Carrefour-Milénis – Guadeloupe : les grévistes tiennent bon malgré la police

23 Janvier 2019

Dans l’après-midi du 18 janvier, Jean-Marie Nomertin, secrétaire général de la Confédération générale du travail de Guadeloupe (CGTG) et porte-parole de Combat ouvrier en Guadeloupe, a été interpellé très violemment par les gendarmes alors que les grévistes de Milénis occupaient l’espace de Cadi-surgelés, sur la zone de Jarry à Baie-Mahault, une entreprise du groupe SAFO appartenant à la famille Despointes.

Les salariés sont en grève depuis plus de deux mois contre leurs patrons, les riches békés Despointes, descendants de colons esclavagistes et aujourd’hui parmi les 500 plus grandes fortunes de France. Ceux-ci ont décidé de diminuer le salaire des travailleurs en supprimant des primes.

Chaque salarié perdrait ainsi entre 1 600 et 2 000 euros par an. La grève est majoritaire, ce qui empêche l’hypermarché de fonctionner. En parallèle, les grévistes mènent des actions pour discuter avec leurs camarades des autres entreprises du groupe Despointes, ce qui, de fait, les bloque quelques heures, voire une journée.

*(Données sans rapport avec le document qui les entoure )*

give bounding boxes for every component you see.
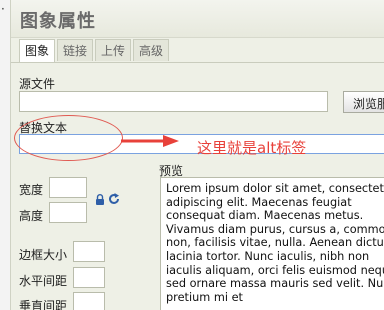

Après une décision de justice ordonnant le déblocage, six fourgons de gendarmes équipés de casques et de boucliers ont débarqué sur le site. Jean-Marie Nomertin était présent à ce moment-là. Les grévistes ont fait bloc avant que les gendarmes les encerclent et les coincent contre la barrière d’entrée. C’est dans cette cohue que notre camarade Nomertin a été happé par des gendarmes, isolé du groupe, violemment plaqué au sol, menotté puis embarqué et emmené à la gendarmerie de Baie-Mahault. Immédiatement, la nouvelle a fait le tour de l’île. L’émoi et la protestation étaient à leur comble.

Des vidéos de l’arrestation ont circulé rapidement sur les réseaux sociaux et une centaine de personnes se sont spontanément rassemblées devant les locaux de la gendarmerie où il était gardé à vue.

Les nombreux travailleurs ont convergé de plusieurs endroits du pays vers la gendarmerie. Finalement, il a été libéré le jour même en début de soirée sans qu’aucune charge ne soit retenue contre lui, du moins pour l’instant.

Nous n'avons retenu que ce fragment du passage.